UFC’s deal with Reebok has finally come to an end and a new era begins for the promotion as their deal with Venum brand comes into effect beginning their return on ABC on April 10.
The MMA brand Venum has been a household name for many fighters including former featherweight champion Jose Aldo. Now, the brand is going to be the official sponsor for the UFC. However, Reebok will continue to be the footwear sponsor until next year. Needless to say, Venum is set to change some things in the promotion, and the most notable among them is a considerable increase in the pay issued to fighters for wearing the Venum brand inside the Octagon.
All the details on the Venum deal x Reebok deal are in the article above. The biggest bump is champions now get 42k as opposed to 40k and title challengers get 32k as opposed to 30k.

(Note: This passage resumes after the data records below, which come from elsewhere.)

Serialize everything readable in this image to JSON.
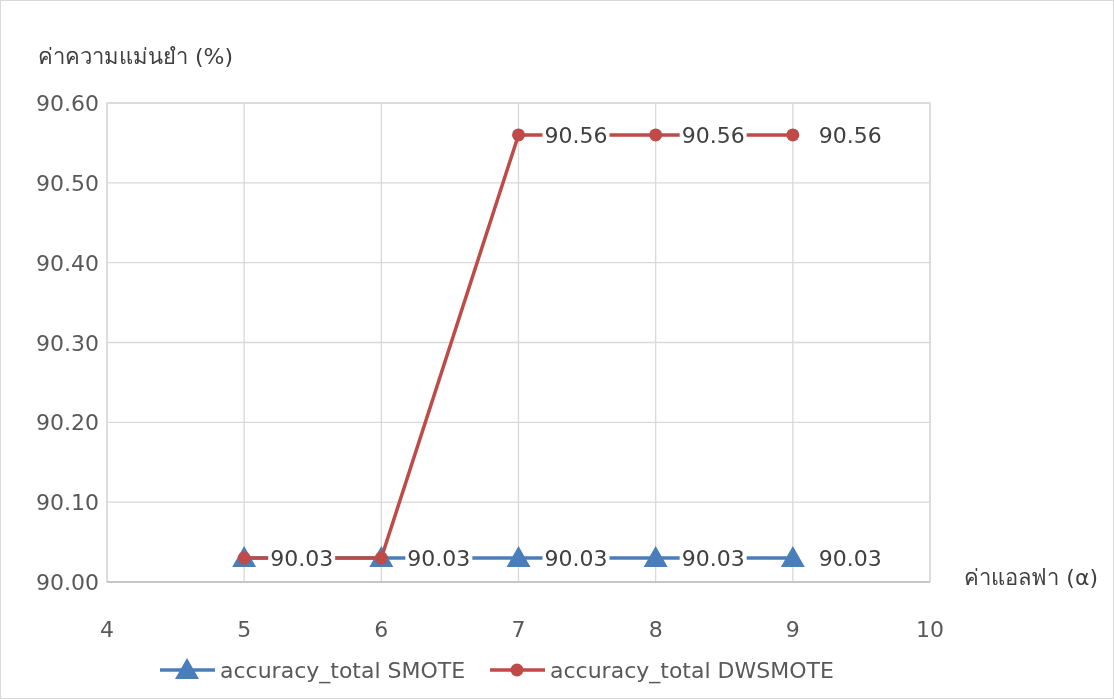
{
  "chart_data": {
    "type": "line",
    "ylabel": "ค่าความแม่นยำ (%)",
    "xlabel": "ค่าแอลฟา (α)",
    "x": [
      5,
      6,
      7,
      8,
      9
    ],
    "series": [
      {
        "name": "accuracy_total SMOTE",
        "color": "#4a7ebb",
        "marker": "triangle",
        "values": [
          90.03,
          90.03,
          90.03,
          90.03,
          90.03
        ],
        "value_labels": [
          "90.03",
          "90.03",
          "90.03",
          "90.03",
          "90.03"
        ]
      },
      {
        "name": "accuracy_total DWSMOTE",
        "color": "#be4b48",
        "marker": "circle",
        "values": [
          90.03,
          90.03,
          90.56,
          90.56,
          90.56
        ],
        "value_labels": [
          null,
          null,
          "90.56",
          "90.56",
          "90.56"
        ]
      }
    ],
    "xlim": [
      4,
      10
    ],
    "xticks": [
      4,
      5,
      6,
      7,
      8,
      9,
      10
    ],
    "ylim": [
      90.0,
      90.6
    ],
    "yticks": [
      {
        "value": 90.0,
        "label": "90.00"
      },
      {
        "value": 90.1,
        "label": "90.10"
      },
      {
        "value": 90.2,
        "label": "90.20"
      },
      {
        "value": 90.3,
        "label": "90.30"
      },
      {
        "value": 90.4,
        "label": "90.40"
      },
      {
        "value": 90.5,
        "label": "90.50"
      },
      {
        "value": 90.6,
        "label": "90.60"
      }
    ],
    "grid": true,
    "legend": "bottom",
    "line_style": "solid"
  }
}
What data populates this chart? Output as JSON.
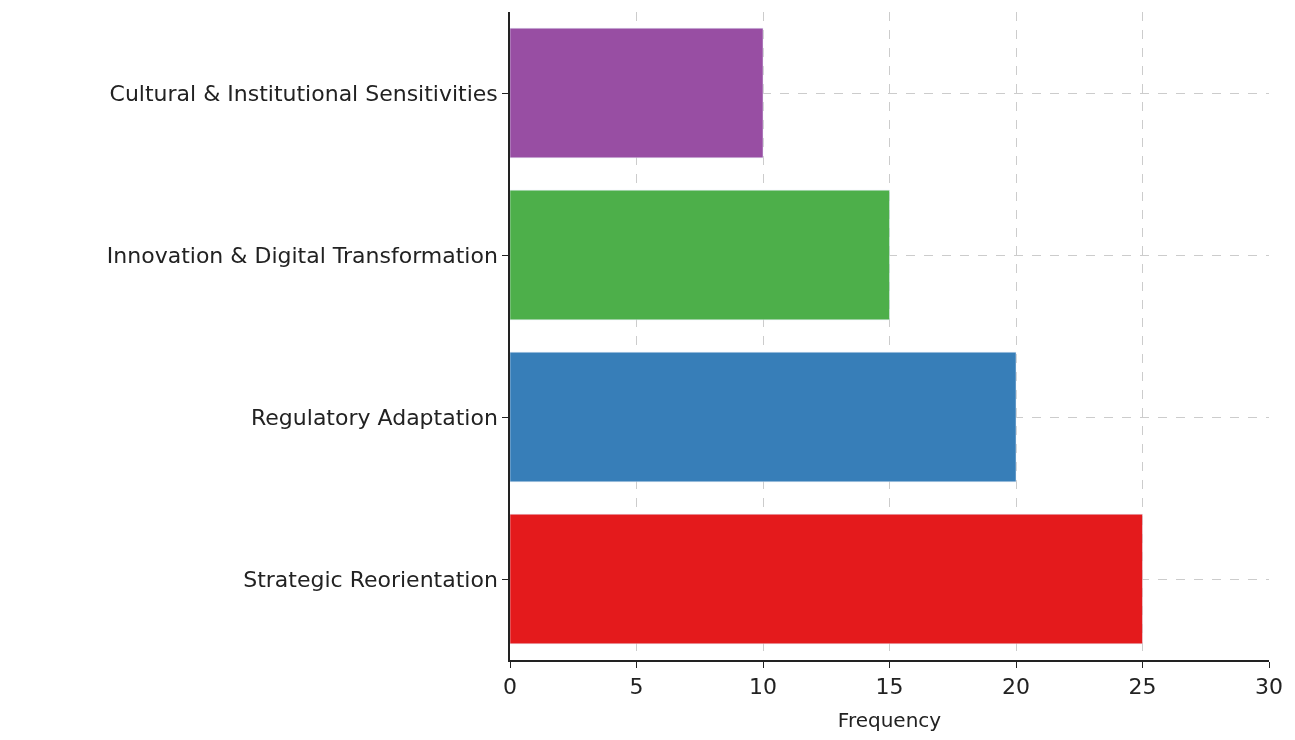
{
  "chart_data": {
    "type": "bar",
    "orientation": "horizontal",
    "xlabel": "Frequency",
    "categories": [
      "Cultural & Institutional Sensitivities",
      "Innovation & Digital Transformation",
      "Regulatory Adaptation",
      "Strategic Reorientation"
    ],
    "values": [
      10,
      15,
      20,
      25
    ],
    "colors": [
      "#984ea3",
      "#4daf4a",
      "#377eb8",
      "#e41a1c"
    ],
    "xlim": [
      0,
      30
    ],
    "xticks": [
      0,
      5,
      10,
      15,
      20,
      25,
      30
    ],
    "grid": true
  }
}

— Ariel Helwani (@arielhelwani) April 1, 2021
While the hike is not significant, it does add a little more than what Reebok offered to the fighter’s pocket. Venum will also follow the same model and pay the fighters depending on the number of fights they have under the promotion.
Much like the Reebok deal, the new Venum deal will also ensure that fighters don’t find their own sponsors, making them stick to them by virtue of their fight contract.

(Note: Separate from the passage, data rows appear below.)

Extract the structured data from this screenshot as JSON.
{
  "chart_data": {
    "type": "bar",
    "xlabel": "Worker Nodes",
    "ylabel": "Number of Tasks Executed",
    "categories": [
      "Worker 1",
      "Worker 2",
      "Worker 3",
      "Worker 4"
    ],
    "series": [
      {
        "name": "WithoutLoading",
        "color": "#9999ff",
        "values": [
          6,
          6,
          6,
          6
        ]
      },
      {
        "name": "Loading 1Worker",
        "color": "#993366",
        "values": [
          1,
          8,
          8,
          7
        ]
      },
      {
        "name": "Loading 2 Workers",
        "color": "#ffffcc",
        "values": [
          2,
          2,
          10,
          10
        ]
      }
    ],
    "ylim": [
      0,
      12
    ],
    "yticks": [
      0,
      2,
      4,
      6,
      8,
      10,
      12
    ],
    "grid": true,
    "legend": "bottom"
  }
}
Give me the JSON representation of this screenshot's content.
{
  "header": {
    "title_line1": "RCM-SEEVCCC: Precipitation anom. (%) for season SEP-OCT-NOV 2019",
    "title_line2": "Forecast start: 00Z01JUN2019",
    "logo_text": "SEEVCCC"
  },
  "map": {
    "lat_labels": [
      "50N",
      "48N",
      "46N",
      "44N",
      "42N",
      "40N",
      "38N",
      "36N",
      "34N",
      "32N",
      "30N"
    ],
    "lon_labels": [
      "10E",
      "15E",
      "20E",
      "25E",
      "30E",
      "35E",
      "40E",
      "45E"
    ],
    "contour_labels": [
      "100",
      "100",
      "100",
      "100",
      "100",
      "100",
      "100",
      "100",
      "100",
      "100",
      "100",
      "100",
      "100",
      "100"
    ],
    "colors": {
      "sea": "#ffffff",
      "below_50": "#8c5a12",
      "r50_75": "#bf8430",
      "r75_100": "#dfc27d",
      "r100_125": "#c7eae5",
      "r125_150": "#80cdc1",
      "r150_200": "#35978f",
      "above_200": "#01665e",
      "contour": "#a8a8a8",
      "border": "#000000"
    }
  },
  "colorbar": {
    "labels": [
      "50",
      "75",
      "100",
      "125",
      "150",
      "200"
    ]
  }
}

How good is the new Venum deal?
According to the new deal, fighters with more than 1-3 appearances inside the UFC Octagon will take home $4,000 compared to $3,500 in the Reebok deal. The pay increases with the number of appearances with fighters who have completed more than 21 times set to take home $21,000 for wearing the Venum apparel.
Meanwhile, UFC champions walking inside the Octagon to defend their title see a $2,000 hike in their pay-out, up from $40,000 to $42,000 for every appearance.
It’s quite debatable whether or not the fighter should have his own sponsor on his fight gear when he/she steps inside the UFC Octagon. There are two ways to looks at it. First, a lot of fighters have the ability to earn way more than what Venum is going to offer them for stepping inside the cage. This argument holds true for fighters who are popular despite few appearances inside the Octagon.
However, to have a common sponsor means that every fighter gets to take away some amount of money regardless of the popularity. Additionally, fighters who might not be as incredibly popular or competitive as they once were also takes home a decrement amount for their service to the UFC.